You need to understand a bit of geology for this. Aquifers are layers of rock with tears around them. Same as oil reservoirs but with water instead of oil. If you see the earth from the side you would see many layers on top of each other folding and warping and going up and down, etc. Aquifers can for many any many miles and the layer ends up hitting the surface. That's the collection zone rain water is collected here and percolate through the aquifer until it reaches hundreds of feet underground and miles upon miles in a direction. What he means is that everywhere is basically a collection zone for an aquifer somewhere. But where you're standing next to an oil well with an aquifer on the way, you're most likely NOT standing in the collection zone of that aquifer.

What he meant from his comment is that a sales aquifer (layer of shale, sandstone, shale for example) holds water in the middle where the trap rock (shale) won't allow fluid to pass through it this will be a few hundred feet underground.

An oil well drills waaaaaaay pass that many many thousands of feet (7-9k in Barnett shale, even more in marcellus and sometimes even more than 15k feet in other parts of the world) this goes past many many many layers of different kinds of rock, including many layers of trap rock like shale.

What he ultimately means is that you drill a well in Barnett shale where the horizontal Frac section is like 7500ft underground.

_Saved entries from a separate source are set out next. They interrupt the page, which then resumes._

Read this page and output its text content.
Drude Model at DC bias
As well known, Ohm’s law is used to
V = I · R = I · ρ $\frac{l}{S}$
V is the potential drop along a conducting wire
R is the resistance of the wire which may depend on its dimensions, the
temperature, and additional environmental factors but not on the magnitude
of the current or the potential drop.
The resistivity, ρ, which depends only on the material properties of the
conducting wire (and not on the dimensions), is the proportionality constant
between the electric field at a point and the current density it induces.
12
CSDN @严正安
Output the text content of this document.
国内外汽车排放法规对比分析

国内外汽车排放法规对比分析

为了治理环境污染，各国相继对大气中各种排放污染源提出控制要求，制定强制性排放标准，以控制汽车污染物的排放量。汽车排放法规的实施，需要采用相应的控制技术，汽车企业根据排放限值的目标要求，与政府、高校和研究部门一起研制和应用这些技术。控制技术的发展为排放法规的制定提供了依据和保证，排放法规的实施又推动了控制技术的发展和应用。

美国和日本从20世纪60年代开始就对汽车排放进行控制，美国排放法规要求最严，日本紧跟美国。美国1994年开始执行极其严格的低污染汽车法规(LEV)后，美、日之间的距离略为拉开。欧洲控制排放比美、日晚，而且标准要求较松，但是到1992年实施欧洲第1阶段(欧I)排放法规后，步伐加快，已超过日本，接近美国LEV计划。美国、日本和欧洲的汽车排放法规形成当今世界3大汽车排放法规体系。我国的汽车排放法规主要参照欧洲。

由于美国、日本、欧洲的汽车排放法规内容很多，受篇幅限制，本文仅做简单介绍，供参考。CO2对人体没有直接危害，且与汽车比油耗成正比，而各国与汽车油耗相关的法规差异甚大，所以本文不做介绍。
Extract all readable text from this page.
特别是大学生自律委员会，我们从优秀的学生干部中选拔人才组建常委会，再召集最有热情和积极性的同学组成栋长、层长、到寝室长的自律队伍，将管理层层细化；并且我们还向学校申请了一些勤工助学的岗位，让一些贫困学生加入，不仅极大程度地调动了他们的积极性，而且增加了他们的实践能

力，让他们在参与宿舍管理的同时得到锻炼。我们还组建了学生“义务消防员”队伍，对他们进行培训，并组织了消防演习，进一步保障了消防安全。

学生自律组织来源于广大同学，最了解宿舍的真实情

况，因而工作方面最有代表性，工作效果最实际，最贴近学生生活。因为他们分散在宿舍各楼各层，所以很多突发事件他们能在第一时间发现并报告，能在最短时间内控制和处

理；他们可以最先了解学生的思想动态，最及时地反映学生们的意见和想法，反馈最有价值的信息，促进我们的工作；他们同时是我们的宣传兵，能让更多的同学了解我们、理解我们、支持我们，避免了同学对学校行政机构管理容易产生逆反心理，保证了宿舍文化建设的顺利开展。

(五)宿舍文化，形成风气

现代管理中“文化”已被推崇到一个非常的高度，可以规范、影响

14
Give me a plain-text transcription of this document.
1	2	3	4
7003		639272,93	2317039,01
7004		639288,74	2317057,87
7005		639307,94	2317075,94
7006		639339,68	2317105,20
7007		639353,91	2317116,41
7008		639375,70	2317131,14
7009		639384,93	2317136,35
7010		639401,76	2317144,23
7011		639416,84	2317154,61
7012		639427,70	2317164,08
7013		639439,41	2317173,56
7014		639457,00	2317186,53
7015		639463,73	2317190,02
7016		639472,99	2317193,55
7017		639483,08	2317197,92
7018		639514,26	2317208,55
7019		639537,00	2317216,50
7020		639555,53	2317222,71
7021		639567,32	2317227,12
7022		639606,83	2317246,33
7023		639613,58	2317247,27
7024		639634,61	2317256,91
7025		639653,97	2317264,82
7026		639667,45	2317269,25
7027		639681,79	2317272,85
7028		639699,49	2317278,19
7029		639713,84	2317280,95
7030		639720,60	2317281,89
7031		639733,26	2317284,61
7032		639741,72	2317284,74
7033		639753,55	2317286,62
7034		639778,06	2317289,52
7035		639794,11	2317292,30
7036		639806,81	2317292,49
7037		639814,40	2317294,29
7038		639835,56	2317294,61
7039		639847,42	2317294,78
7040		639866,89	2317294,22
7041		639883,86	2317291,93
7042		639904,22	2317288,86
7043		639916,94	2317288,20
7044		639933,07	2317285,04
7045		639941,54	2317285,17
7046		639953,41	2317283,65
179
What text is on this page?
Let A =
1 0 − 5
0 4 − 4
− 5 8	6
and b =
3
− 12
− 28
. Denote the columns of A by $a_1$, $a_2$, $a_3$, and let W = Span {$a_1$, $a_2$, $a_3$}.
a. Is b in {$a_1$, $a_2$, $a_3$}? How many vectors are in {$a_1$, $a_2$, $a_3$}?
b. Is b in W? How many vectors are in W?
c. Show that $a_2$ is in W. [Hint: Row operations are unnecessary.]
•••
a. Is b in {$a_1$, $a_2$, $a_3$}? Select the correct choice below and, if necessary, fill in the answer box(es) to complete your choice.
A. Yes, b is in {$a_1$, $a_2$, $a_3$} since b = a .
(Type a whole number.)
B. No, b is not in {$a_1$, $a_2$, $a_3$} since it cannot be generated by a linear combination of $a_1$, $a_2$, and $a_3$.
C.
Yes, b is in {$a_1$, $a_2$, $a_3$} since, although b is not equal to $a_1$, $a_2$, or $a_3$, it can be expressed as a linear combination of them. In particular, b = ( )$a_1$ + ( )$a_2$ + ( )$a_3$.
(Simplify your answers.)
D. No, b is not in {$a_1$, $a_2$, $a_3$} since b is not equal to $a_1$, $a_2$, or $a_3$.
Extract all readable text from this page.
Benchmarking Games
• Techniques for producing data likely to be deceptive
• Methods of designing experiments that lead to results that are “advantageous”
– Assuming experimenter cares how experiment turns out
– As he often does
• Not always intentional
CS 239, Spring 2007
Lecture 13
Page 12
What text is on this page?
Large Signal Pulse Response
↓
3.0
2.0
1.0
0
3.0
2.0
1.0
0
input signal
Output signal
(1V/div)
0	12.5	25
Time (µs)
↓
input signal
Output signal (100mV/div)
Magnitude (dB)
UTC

Then the Frac is from a couple ft long to around 30-40 ft long in the most extreme cases at most braking through a couple layers of the engineer was really really bad. The aquifers are still thousands of feet away from that.

Obviously spilling a bunch of chemicals in the ground is going to contaminate an aquifer somewhere maybe, but spilling some chemicals on the ground is horrible and illegal to start with and surface negligence from operators and workers SHOULD be punished.